When your audience is large, most New York City Translation workers believe that the overwhelming majority will only read the executive summary and skip over the remainder of the report.  So write at the lowest level of technicality.  Translate technical terms and complex data into plain English.  When you do know specifically the people who will read the report, keep these people in mind.  If they are expert or informed, you won’t need to simplify as much.  It is safer, however, to risk oversimplifying than to risk confusing your reader.

 Independent Meaning

In meaning, as well as style, your summary should stand alone—a self-contained message.  Readers should have to read the original only for a closer view, not to make sense of your summary.

No New Data

A a new Portuguese Translation worker, your job is to represent the original faithfully.  Avoid personal comments or judgments (“This interesting report…” or “I strongly agree with this last point,” and so on).  In short, add nothing.
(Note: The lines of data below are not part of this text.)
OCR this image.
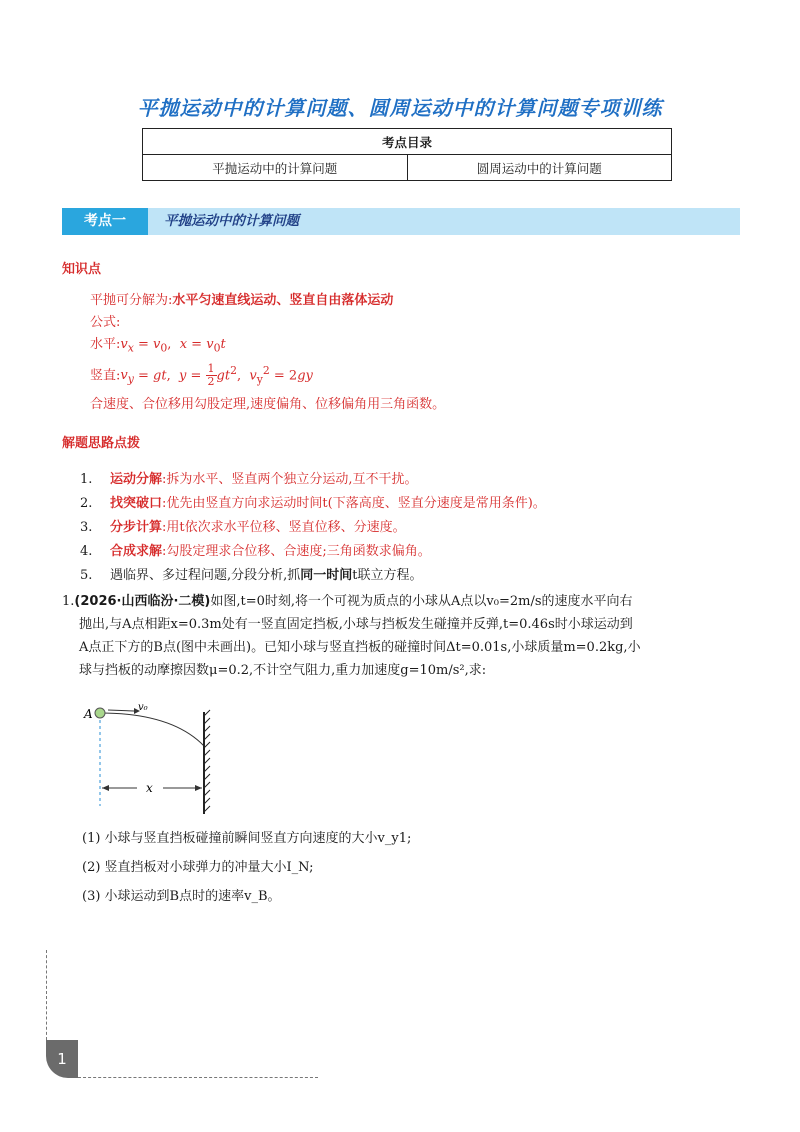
平抛运动中的计算问题、圆周运动中的计算问题专项训练
考点目录
平抛运动中的计算问题	圆周运动中的计算问题
考点一	平抛运动中的计算问题
知识点
平抛可分解为:水平匀速直线运动、竖直自由落体运动
公式:
水平$:v_x = v_0$,  $x = v_0t$
竖直$:v_y$ = gt,  $y = \frac{1}{2} gt^2$,  $v_y^2 = 2gy$
合速度、合位移用勾股定理,速度偏角、位移偏角用三角函数。
解题思路点拨
1. 运动分解:拆为水平、竖直两个独立分运动,互不干扰。
2. 找突破口:优先由竖直方向求运动时间t(下落高度、竖直分速度是常用条件)。
3. 分步计算:用t依次求水平位移、竖直位移、分速度。
4. 合成求解:勾股定理求合位移、合速度;三角函数求偏角。
5. 遇临界、多过程问题,分段分析,抓同一时间t联立方程。

1.(2026·山西临汾·二模)如图,t=0时刻,将一个可视为质点的小球从A点以v₀=2m/s的速度水平向右

抛出,与A点相距x=0.3m处有一竖直固定挡板,小球与挡板发生碰撞并反弹,t=0.46s时小球运动到

A点正下方的B点(图中未画出)。已知小球与竖直挡板的碰撞时间Δt=0.01s,小球质量m=0.2kg,小

球与挡板的动摩擦因数μ=0.2,不计空气阻力,重力加速度g=10m/s²,求:

A	v₀
x

(1) 小球与竖直挡板碰撞前瞬间竖直方向速度的大小v_y1;

(2) 竖直挡板对小球弹力的冲量大小I_N;

(3) 小球运动到B点时的速率v_B。

1
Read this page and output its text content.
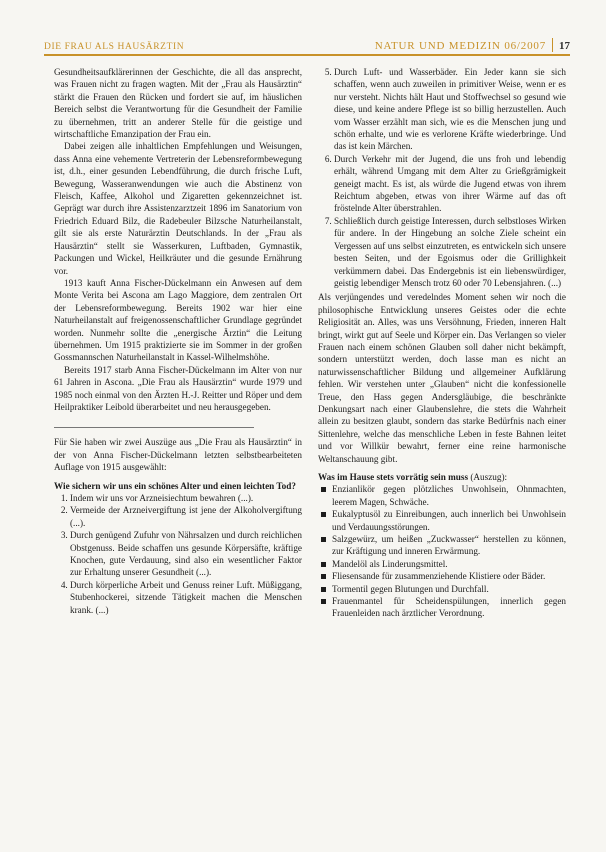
DIE FRAU ALS HAUSÄRZTIN	NATUR UND MEDIZIN 06/2007 17

Gesundheitsaufklärerinnen der Geschichte, die all das ansprecht, was Frauen nicht zu fragen wagten. Mit der „Frau als Hausärztin“ stärkt die Frauen den Rücken und fordert sie auf, im häuslichen Bereich selbst die Verantwortung für die Gesundheit der Familie zu übernehmen, tritt an anderer Stelle für die geistige und wirtschaftliche Emanzipation der Frau ein.

Dabei zeigen alle inhaltlichen Empfehlungen und Weisungen, dass Anna eine vehemente Vertreterin der Lebensreformbewegung ist, d.h., einer gesunden Lebendführung, die durch frische Luft, Bewegung, Wasseranwendungen wie auch die Abstinenz von Fleisch, Kaffee, Alkohol und Zigaretten gekennzeichnet ist. Geprägt war durch ihre Assistenzarztzeit 1896 im Sanatorium von Friedrich Eduard Bilz, die Radebeuler Bilzsche Naturheilanstalt, gilt sie als erste Naturärztin Deutschlands. In der „Frau als Hausärztin“ stellt sie Wasserkuren, Luftbaden, Gymnastik, Packungen und Wickel, Heilkräuter und die gesunde Ernährung vor.

1913 kauft Anna Fischer-Dückelmann ein Anwesen auf dem Monte Verita bei Ascona am Lago Maggiore, dem zentralen Ort der Lebensreformbewegung. Bereits 1902 war hier eine Naturheilanstalt auf freigenossenschaftlicher Grundlage gegründet worden. Nunmehr sollte die „energische Ärztin“ die Leitung übernehmen. Um 1915 praktizierte sie im Sommer in der großen Gossmannschen Naturheilanstalt in Kassel-Wilhelmshöhe.

Bereits 1917 starb Anna Fischer-Dückelmann im Alter von nur 61 Jahren in Ascona. „Die Frau als Hausärztin“ wurde 1979 und 1985 noch einmal von den Ärzten H.-J. Reitter und Röper und dem Heilpraktiker Leibold überarbeitet und neu herausgegeben.

Für Sie haben wir zwei Auszüge aus „Die Frau als Hausärztin“ in der von Anna Fischer-Dückelmann letzten selbstbearbeiteten Auflage von 1915 ausgewählt:

Wie sichern wir uns ein schönes Alter und einen leichten Tod?

1. Indem wir uns vor Arzneisiechtum bewahren (...).
2. Vermeide der Arzneivergiftung ist jene der Alkoholvergiftung (...).
3. Durch genügend Zufuhr von Nährsalzen und durch reichlichen Obstgenuss. Beide schaffen uns gesunde Körpersäfte, kräftige Knochen, gute Verdauung, sind also ein wesentlicher Faktor zur Erhaltung unserer Gesundheit (...).
4. Durch körperliche Arbeit und Genuss reiner Luft. Müßiggang, Stubenhockerei, sitzende Tätigkeit machen die Menschen krank. (...)
5. Durch Luft- und Wasserbäder. Ein Jeder kann sie sich schaffen, wenn auch zuweilen in primitiver Weise, wenn er es nur versteht. Nichts hält Haut und Stoffwechsel so gesund wie diese, und keine andere Pflege ist so billig herzustellen. Auch vom Wasser erzählt man sich, wie es die Menschen jung und schön erhalte, und wie es verlorene Kräfte wiederbringe. Und das ist kein Märchen.
6. Durch Verkehr mit der Jugend, die uns froh und lebendig erhält, während Umgang mit dem Alter zu Grießgrämigkeit geneigt macht. Es ist, als würde die Jugend etwas von ihrem Reichtum abgeben, etwas von ihrer Wärme auf das oft fröstelnde Alter überstrahlen.
7. Schließlich durch geistige Interessen, durch selbstloses Wirken für andere. In der Hingebung an solche Ziele scheint ein Vergessen auf uns selbst einzutreten, es entwickeln sich unsere besten Seiten, und der Egoismus oder die Grillighkeit verkümmern dabei. Das Endergebnis ist ein liebenswürdiger, geistig lebendiger Mensch trotz 60 oder 70 Lebensjahren. (...)

Als verjüngendes und veredelndes Moment sehen wir noch die philosophische Entwicklung unseres Geistes oder die echte Religiosität an. Alles, was uns Versöhnung, Frieden, inneren Halt bringt, wirkt gut auf Seele und Körper ein. Das Verlangen so vieler Frauen nach einem schönen Glauben soll daher nicht bekämpft, sondern unterstützt werden, doch lasse man es nicht an naturwissenschaftlicher Bildung und allgemeiner Aufklärung fehlen. Wir verstehen unter „Glauben“ nicht die konfessionelle Treue, den Hass gegen Andersgläubige, die beschränkte Denkungsart nach einer Glaubenslehre, die stets die Wahrheit allein zu besitzen glaubt, sondern das starke Bedürfnis nach einer Sittenlehre, welche das menschliche Leben in feste Bahnen leitet und vor Willkür bewahrt, ferner eine reine harmonische Weltanschauung gibt.

Was im Hause stets vorrätig sein muss (Auszug):

Enzianlikör gegen plötzliches Unwohlsein, Ohnmachten, leerem Magen, Schwäche.
Eukalyptusöl zu Einreibungen, auch innerlich bei Unwohlsein und Verdauungsstörungen.
Salzgewürz, um heißen „Zuckwasser“ herstellen zu können, zur Kräftigung und inneren Erwärmung.
Mandelöl als Linderungsmittel.
Fliesensande für zusammenziehende Klistiere oder Bäder.
Tormentil gegen Blutungen und Durchfall.
Frauenmantel für Scheidenspülungen, innerlich gegen Frauenleiden nach ärztlicher Verordnung.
Introduction-Body-Conclusion Structure

Most good writing has an introduction, a body and a conclusion; so should your summary.

  1. Begin with a clear statement of the controlling idea
  2. Present the supporting details in the same order as in the original
  3. Close with the original’s conclusions and recommendations

To improve coherence, use traditional words (“however,” “in advance,” “while,” “therefore,” “although,” “in contrast,” and so on).

Conciseness

A summary, above all, is concise.  Because messages differ greatly, however, we cannot set a rule for summary length.  Your best bet is to know your readers and their exact needs.  Unless a length is specified as part of the job, your best guidelines is that the summer be short enough to be economical and long enough to be clear and comprehensive.  A long clear summary is always better than a short, foggy one.